Hazard did note that the release of DeepSeek also has an impact on the market. Other companies, such as OpenAI, are selling AI services and reasoning models, while DeepSeek’s models are freely available to the general public. Everyone from investors to end users may now wonder: what are these companies selling, and what is it really worth?

Foreign impact

DeepSeek is owned by a Chinese hedge fund High-Flyer, which should also be a consideration. As Hazard pointed out, High-Flyer has very different motivations than a traditional AI firm, which may have informed when R1 was released, among other things.

“Is the product really just to make vibrations and movements in the market so that they can capitalize on it? Because that’s what their firm is really good at. It’s a different business model than selling AI as a service.”

There are also good questions to ask about the impact of utilizing a Chinese-owned model. The U.S. Supreme Court clearly stated that Tik Tok’s availability was a risk to national security. It seems likely the use of DeepSeek models would also be regulated or restricted.

Beyond that, DeepSeek has released R1 as an “open source” model, meaning it shares access to how the model was developed and the “weights” that control it. While that could conceivably be modified to remove Chinese influence, Hazard confirmed that there would be no way to be absolutely sure that a model wouldn’t share data back to its original creators.

Continuing development

On January 21, leaders of several major companies including OpenAI, Oracle, and Softbank stood alongside President Trump to announce the creation of Stargate, a new company planning to pour $100 billion into AI infrastructure, with up to a $500 billion investment in the next 4 years. While the federal government is reportedly not directly funding this new company, it is supporting the initiative through policy and infrastructure facilitation. Though the announcement came a day after the release of DeepSeek’s R1, it appears to be unrelated.

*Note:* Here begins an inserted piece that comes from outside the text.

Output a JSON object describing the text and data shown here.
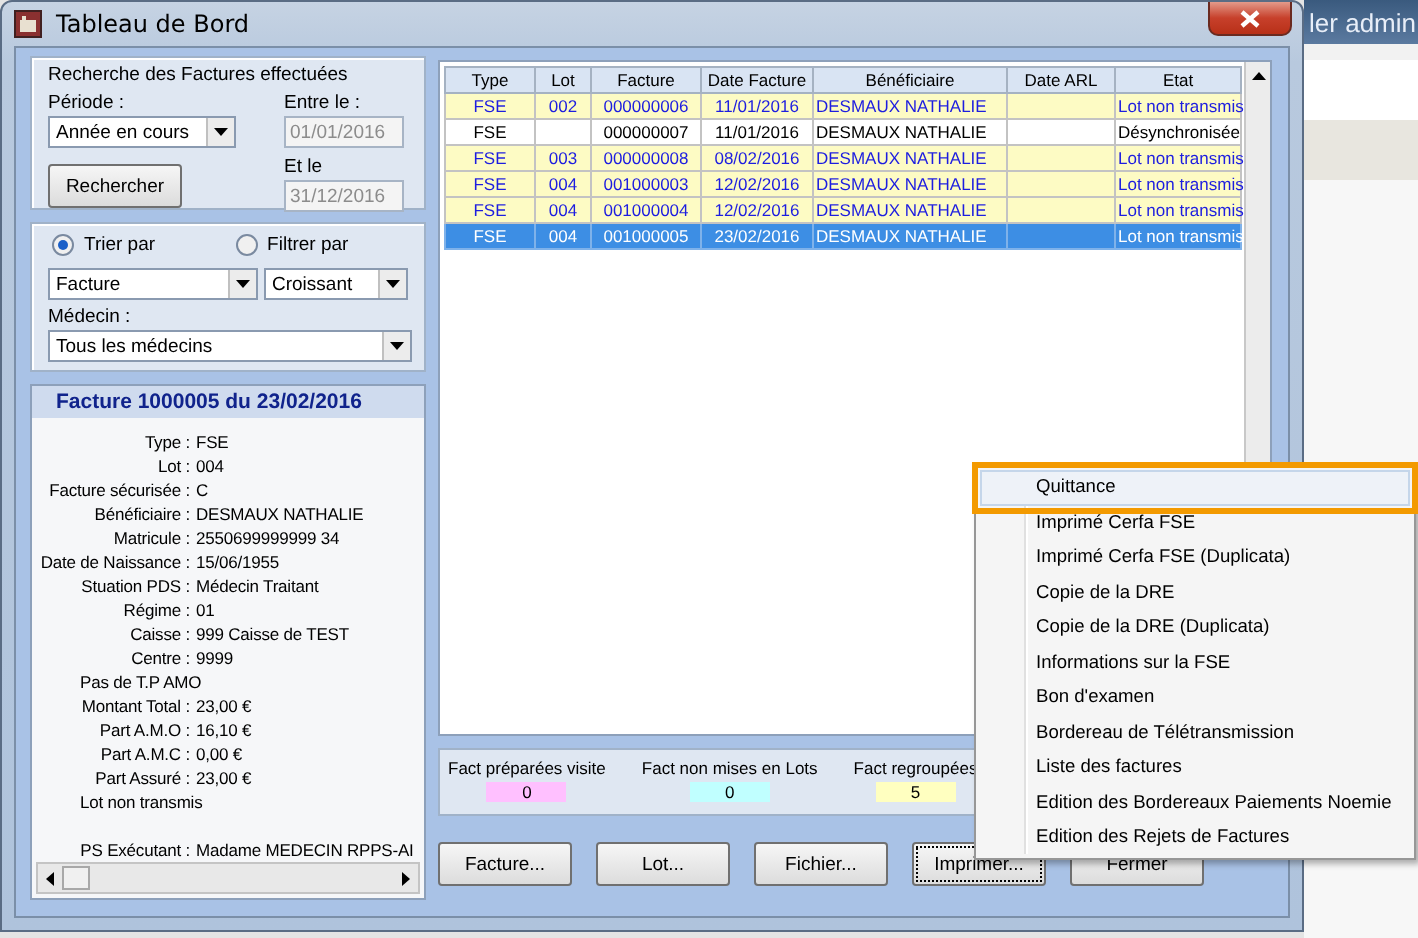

Hazard’s co-founder at Howso, Mike Capps, was part of the Senate AI Forum last year, and I asked Hazard if he had heard anything regarding on the new administration’s plans for AI or how the infrastructure might be developed. At this point, it seems to be only rumors and speculation.

“There’s probably a small handful of people who have an idea, and and that’s it,” Hazard said.

‘AI safety is imperative:’ Triangle thought leaders talk artificial intelligence with Senate panel

While there are still many artificial intelligence companies out there, it’s hard to deny that power is already centralized in the hands of a few companies, or models: OpenAI, Meta, Anthropic, and Google. Putting so much power to develop infrastructure in the hands of OpenAI and Sam Altman may lead to additional advantages for the industry leader.

But it’s just that kind of power that makes the emergence of DeepSeek more impressive. DeepSeek took advantage of their limitations to think more creatively, and delivered a more innovative, efficient solution. In a perfect world, Hazard would like to see federal funding go to a broad range of AI-related investments, including research and start-up support. He feels it’s critical to support an open market in AI.

“How do we keep competition alive and open? And then also, how do we keep people in control of their data?” Hazard asked. “I think there’s a lot of pieces to be solved around all of this, and I think that we should be investing in all of those.”